Britta covered her eyes with both hands and leaned against the table leg farthest away from the window. She wanted Nana. She didn’t know that thunder and lightning could kill her. Would she die because she saw the lightning? Nana promised to stay. Was that because Britta might die? She spread her fingers apart and peeked. Nana paced the floor between the dining table and the window. Was she afraid of dying? Another thunderclap rattled the windowpanes, and Britta whimpered.

‘Shush.’ Nana bent down and stared at Britta, lifting the tablecloth. The girl pulled her legs up and folded her arms around her knees. She held her breath and stared back. ‘Be quiet, Britta. Show that you have some spunk and pull yourself together.’

‘What’s going on?’ Mamma giggled. Why wasn’t she afraid? Nana dropped the tablecloth and there was nothing to see, but Britta could hear mamma shaking out her umbrella. ‘That storm caught me right on the corner. My brolly turned inside out, so I’m wet through.’

‘Why did you go out at all? This morning, I told and told you that the Swedish sun was shining.’ Nana sounded angry. ‘It’s no laughing matter to be out in a thunderstorm. You should know better, Ellie.’

‘Oh please. I had to get the fabric. You know that. Don’t forget, we need to have everything ready. It wouldn’t do to wait.’

‘You should have gone yesterday. You’re always tardy. If you had the least sense, you would’ve done this long ago.’

‘Well, as you have enough sense for an entire regiment of children, why shouldn’t I take my time?’ mamma giggled. ‘You look like a thundercloud. Of course, you’re right. What would we do without you to set me right?’

Another thunderclap interrupted mamma. The noise died down, and she sighed before she continued. ‘Look, I’ll go and get some dry clothes. I put the fabric on the table in the corridor. Thankfully, the paper didn’t get wet. Would you?’

‘Oh, all right, Ellie. I’ll deal with it. After all, I’m making the tiny clothes, as your sewing isn’t worth speaking of. Hurry up and don’t forget to dry your hair. You look a fright.’


Strange sounds emerged from the bedroom. Britta sat on the corridor floor. What was wrong with mamma? Nana said that the stork had bitten her leg, but that didn’t make sense. Why would a stork bite mamma and when did it happen? Britta hadn’t even seen a stork. Why couldn’t she come in and see mamma’s leg? Nana said it would only bore her, but Britta had never seen a stork bite. Did it bleed? Would mamma die? There it was again. Mamma yelled. Wouldn’t a stork stab rather than bite? She had a picture of a stork, and it had a nasty beak, long and sharp.

Nana opened the door. ‘You can come in now and see your little brother. The stork brought him, and mamma is happy now.’

‘Is the stork still here?’ She shuddered. ‘Won’t he bite me?’

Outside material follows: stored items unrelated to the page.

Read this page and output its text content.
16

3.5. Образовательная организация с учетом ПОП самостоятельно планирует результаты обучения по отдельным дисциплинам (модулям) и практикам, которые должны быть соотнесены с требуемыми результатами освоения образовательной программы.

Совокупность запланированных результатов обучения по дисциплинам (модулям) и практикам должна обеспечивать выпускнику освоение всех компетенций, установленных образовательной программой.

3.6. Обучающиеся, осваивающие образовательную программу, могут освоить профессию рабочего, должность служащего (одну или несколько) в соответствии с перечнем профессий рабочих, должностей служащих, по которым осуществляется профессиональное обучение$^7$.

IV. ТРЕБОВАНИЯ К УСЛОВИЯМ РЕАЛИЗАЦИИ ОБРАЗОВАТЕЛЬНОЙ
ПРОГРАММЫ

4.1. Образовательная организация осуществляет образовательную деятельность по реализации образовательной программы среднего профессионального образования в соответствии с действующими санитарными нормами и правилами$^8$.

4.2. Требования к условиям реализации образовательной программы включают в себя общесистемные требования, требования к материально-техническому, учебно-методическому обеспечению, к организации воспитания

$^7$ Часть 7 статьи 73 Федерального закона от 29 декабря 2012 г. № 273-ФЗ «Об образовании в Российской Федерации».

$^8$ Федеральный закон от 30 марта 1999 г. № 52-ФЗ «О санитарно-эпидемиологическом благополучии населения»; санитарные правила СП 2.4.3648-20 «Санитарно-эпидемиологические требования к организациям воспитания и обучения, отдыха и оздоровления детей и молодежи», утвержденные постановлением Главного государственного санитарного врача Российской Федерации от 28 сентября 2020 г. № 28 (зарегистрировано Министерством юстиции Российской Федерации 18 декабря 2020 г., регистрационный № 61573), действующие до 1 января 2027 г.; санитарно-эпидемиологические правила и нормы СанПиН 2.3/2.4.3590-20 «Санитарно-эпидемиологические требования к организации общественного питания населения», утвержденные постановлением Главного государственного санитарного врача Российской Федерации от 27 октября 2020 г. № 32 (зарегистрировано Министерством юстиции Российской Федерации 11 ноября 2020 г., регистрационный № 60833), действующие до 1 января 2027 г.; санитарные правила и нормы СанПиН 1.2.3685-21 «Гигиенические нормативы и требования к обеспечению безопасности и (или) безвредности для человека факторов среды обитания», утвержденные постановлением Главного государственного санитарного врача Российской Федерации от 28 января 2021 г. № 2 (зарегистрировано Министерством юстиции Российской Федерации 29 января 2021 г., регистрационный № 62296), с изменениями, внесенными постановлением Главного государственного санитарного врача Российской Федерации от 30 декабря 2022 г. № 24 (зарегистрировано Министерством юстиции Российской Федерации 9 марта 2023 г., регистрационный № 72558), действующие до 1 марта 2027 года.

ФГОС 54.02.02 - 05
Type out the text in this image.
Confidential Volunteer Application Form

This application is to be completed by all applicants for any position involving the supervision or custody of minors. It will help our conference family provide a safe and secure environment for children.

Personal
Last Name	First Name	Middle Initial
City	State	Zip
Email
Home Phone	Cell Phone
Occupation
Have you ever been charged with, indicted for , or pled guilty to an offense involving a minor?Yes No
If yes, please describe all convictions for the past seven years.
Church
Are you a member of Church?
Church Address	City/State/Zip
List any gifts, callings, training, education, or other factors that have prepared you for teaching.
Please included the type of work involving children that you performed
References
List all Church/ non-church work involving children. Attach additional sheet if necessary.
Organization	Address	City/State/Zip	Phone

‘Come on, silly, there’s no stork, only a little brother who wants to see his big sister.’ Nana held out her hand. ‘Hurry up, aren’t you excited?’

She got up and grabbed Nana’s hand.

‘Has mamma stopped crying? That stork hurt her, didn’t he?’

She still held back, but Nana pulled her inside the bedroom. Mamma was sitting up in bed, but her legs were covered, so Britta couldn’t see if she bled.

‘Come here, darling, meet your new brother.’

Mamma sounded happy. Britta moved closer. There was a bundle in mamma’s arms. It moved and made noises. Was it safe or would it also bite? She slowed down, but Nana pushed her forward. Mamma smiled and opened the bundle. It had to be a puppet. It had a tiny head, but it was ugly. The puppet opened its mouth and wailed. She flinched, and mamma laughed.

‘Don’t be afraid. Can’t you see how little he is? He’ll need you to take care of him. Will you help me, looking after little Curt?’

Britta frowned. ‘Who’s Curt? Aren’t you too old to play with puppets, mamma?’